Un nouvel outil, le Logisticiel
PostUp International
est un autre holding avec participations majoritaires dans ses filiales PostUp
France et PostUp Tel, et dans d'autres sociétés. Ce prestataire se réclame d'un
positionnement "exclusif", qui provient en partie des origines du groupe. «
Nous sommes issus de la promotion des ventes. A ce titre, nous avons appris à
gérer des flux entrants d'informations et des flux sortants de colis »,
explique Arnaud Lepage, directeur général. Avec 1 500 opérations par an et cinq
millions de colis expédiés, PostUp se présente comme un spécialiste de la
logistique dédiée au marketing direct. Son directeur général a même écrit sur
le sujet (Marketing Direct, Editions Nathan en novembre 1996). Son credo : la
logistique commence et s'arrête avec le service. Autrement dit, le groupe veut
apporter une valeur ajoutée à la logistique, considérée comme un outil au
service d'une stratégie, celle du consommateur. « La logistique a une
importance cruciale, puisqu'elle permet la concrétisation physique du contact
entre la marque et le consommateur », estime Arnaud Lepage. Le logisticien a
développé un concept basé sur un programme informatique, le "Logisticiel"

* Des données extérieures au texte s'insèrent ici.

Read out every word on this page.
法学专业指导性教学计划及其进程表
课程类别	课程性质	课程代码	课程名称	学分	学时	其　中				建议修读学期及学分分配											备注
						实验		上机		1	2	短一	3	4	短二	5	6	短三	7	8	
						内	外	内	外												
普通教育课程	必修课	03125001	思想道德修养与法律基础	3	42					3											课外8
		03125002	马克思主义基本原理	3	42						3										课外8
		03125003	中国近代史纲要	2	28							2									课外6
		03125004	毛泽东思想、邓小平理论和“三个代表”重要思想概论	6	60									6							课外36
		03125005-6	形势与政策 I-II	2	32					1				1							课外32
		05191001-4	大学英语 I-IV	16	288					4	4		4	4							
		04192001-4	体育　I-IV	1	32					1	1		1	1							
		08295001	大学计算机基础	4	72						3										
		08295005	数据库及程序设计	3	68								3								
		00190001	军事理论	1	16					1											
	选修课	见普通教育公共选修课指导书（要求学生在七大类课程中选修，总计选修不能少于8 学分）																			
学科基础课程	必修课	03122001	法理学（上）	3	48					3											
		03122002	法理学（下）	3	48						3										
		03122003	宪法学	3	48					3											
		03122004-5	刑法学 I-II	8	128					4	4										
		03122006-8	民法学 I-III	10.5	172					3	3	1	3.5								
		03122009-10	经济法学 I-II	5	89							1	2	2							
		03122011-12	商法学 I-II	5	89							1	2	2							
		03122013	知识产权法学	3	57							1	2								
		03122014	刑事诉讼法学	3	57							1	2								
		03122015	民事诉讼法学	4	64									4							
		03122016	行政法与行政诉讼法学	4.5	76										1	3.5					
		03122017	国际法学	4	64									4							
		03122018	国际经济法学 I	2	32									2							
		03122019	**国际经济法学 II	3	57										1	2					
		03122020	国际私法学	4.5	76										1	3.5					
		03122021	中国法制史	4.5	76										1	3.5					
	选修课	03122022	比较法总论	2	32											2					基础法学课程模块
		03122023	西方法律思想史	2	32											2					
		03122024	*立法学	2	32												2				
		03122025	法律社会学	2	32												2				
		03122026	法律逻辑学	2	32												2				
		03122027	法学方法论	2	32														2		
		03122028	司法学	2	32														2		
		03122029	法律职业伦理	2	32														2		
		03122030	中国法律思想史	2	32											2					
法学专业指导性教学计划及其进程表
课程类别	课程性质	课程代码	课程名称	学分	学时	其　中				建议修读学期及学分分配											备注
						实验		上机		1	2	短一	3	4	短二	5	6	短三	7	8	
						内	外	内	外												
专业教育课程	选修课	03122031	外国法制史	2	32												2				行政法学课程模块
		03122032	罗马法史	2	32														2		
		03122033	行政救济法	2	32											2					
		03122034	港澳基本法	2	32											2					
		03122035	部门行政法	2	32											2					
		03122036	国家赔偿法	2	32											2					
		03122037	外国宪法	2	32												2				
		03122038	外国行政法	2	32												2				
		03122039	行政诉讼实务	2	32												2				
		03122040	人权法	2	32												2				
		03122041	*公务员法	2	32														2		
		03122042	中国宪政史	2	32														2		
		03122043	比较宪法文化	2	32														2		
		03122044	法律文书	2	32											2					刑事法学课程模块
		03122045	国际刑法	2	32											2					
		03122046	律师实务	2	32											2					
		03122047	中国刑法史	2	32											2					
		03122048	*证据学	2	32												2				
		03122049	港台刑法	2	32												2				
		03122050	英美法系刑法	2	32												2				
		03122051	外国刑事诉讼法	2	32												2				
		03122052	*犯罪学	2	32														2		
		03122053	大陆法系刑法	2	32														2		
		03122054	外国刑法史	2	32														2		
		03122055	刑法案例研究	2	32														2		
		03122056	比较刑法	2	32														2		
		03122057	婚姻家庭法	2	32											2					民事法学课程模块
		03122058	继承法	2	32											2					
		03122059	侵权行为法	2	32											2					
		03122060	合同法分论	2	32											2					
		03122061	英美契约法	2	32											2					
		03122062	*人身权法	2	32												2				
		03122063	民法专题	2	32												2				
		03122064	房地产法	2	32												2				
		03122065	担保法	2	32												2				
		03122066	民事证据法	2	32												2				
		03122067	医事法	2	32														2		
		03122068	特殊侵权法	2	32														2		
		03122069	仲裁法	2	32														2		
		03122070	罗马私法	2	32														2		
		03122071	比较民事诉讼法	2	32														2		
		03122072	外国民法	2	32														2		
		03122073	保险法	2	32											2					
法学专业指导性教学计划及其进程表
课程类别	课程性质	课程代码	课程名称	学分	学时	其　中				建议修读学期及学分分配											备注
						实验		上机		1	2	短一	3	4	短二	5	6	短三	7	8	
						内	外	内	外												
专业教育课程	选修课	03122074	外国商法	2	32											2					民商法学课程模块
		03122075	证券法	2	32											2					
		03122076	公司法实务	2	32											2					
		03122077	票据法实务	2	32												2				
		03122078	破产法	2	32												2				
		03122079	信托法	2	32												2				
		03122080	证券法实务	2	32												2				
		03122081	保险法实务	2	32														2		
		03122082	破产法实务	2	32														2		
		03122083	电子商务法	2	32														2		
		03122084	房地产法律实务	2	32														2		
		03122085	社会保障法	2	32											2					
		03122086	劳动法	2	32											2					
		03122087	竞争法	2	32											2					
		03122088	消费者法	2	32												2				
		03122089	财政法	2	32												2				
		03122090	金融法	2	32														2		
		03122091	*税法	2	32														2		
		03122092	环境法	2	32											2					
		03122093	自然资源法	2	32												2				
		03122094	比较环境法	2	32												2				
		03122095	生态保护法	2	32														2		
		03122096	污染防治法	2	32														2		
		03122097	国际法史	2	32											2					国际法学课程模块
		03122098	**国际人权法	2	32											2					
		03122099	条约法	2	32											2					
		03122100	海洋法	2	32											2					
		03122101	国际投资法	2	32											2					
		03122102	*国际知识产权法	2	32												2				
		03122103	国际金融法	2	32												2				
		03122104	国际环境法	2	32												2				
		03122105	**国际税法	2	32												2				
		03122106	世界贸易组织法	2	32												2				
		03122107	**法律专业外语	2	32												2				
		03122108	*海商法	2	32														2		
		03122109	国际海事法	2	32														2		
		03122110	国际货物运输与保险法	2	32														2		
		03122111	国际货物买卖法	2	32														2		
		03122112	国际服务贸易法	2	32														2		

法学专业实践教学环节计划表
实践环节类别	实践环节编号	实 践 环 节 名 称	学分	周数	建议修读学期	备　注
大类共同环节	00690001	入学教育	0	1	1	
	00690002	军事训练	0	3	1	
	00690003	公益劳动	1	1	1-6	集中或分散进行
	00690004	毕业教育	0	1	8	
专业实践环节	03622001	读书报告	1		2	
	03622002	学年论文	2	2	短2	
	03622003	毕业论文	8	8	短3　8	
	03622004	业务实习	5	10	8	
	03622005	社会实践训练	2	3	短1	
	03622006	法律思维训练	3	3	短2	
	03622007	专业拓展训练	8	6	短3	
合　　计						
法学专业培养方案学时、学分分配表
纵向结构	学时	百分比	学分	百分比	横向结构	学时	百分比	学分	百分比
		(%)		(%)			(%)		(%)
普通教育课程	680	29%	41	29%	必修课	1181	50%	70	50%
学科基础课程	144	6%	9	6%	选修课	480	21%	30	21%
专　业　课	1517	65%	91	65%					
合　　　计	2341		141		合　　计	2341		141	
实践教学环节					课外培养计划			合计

(marque déposée). Il permet de prendre en compte les demandes ou les stratégies
des annonceurs, et de les décliner au travers de process. PostUp prend en
charge les opérations de publipostage, de gestion des stocks, de centre de
contacts et de reporting web. Mais le prestataire déplore que la logistique ne
soit pas assez reconnue comme une activité à valeur ajoutée. « Les clients
réclament d'abord des prix », regrette le directeur général. PostUp préfère, de
son côté, afficher des tarifs un peu plus élevés que la moyenne mais soigner
les services. Comme ce système logiciel d'arbitrage en temps réel des coûts de
transport sur le site web de Canon. Une stratégie qui semble fonctionner,
puisque le groupe avance un taux de croissance annuel élevé. Toujours dans
l'optique de l'offre globale, Actimail se présente comme "maître d'oeuvre en
logistique du marketing direct". Location d'adresses, personnalisation, routage
et fulfillment font partie de la panoplie proposée par le groupe suisse,
présent en France à travers Acticom, Beecom et Codimail. Etienne Geiser estime
que le marché réclame des assembliers, capables de délivrer du conseil dans la
gestion des opérations de marketing direct. Même s'il avoue que cette dimension
intellectuelle n'est toujours pas rémunérée en tant que telle par les clients.
Un marché stagnant
Le marché de la logistique serait
plutôt atone, aux dires des intervenants : « Après avoir beaucoup grandi dans
les années 80 et 90, avec des taux de croissance supérieurs à 10 %, on assiste
aujourd'hui à une stagnation », estime Etienne Geiser. Eric Bizouerne parle
même de « régression ». Pour se développer, malgré ces temps difficiles,
Actimail mise beaucoup sur ses capacités à proposer une offre complète : « Soit
en association avec d'autres, par le biais d'accords commerciaux, soit en
recensant les possibilités, afin d'offrir la bonne combinaison de solutions »,
détaille son P-dg. L'idéal étant, selon Etienne Geiser, de rassembler plusieurs
alternatives et de retenir la meilleure. Le conseil aux entreprises en matière
de logistique, c'est aussi le positionnement d'Alma Consultants. Pascal
Coeurderoy veut « balayer l'ensemble des métiers du marketing direct, en
apportant notre connaissance des contraintes techniques et de l'évolution du
marché ». Celui-ci est persuadé que les clients vont se tourner encore
davantage vers l'externalisation de leurs opérations logistiques, pour des
raisons de coûts, mais également de souplesse et de réactivité. Reste à régler
le problème récurrent : comment répondre à une demande globale ? Pour Alma,
certains routeurs ont pu utiliser leurs ateliers pour délivrer une prestation
de stockage et d'expédition. « Mais ils ne maîtrisent pas la fabrication des
supports en amont, ni la gestion des paiements en aval », objecte Pascal
Coeurderoy. Pour bénéficier d'une solution complète de logistique, le
prestataire se propose d'être l'interface entre le donneur d'ordres et les
sous-traitants. L'annonceur doit, selon Alma, gérer quatre types
d'interlocuteurs : l'imprimeur pour la fabrication, une société d'informatique
pour le fulfillment, un logisticien pour la partie conditionnement et
expédition et un routeur. En cas d'externalisation de ces activités par un
client, la société de services étudie les possibilités par corps de métier et
prépare un budget détaillé. Alma passe contrat avec les ateliers et prélève une
marge sur la revente de ces prestations à son client.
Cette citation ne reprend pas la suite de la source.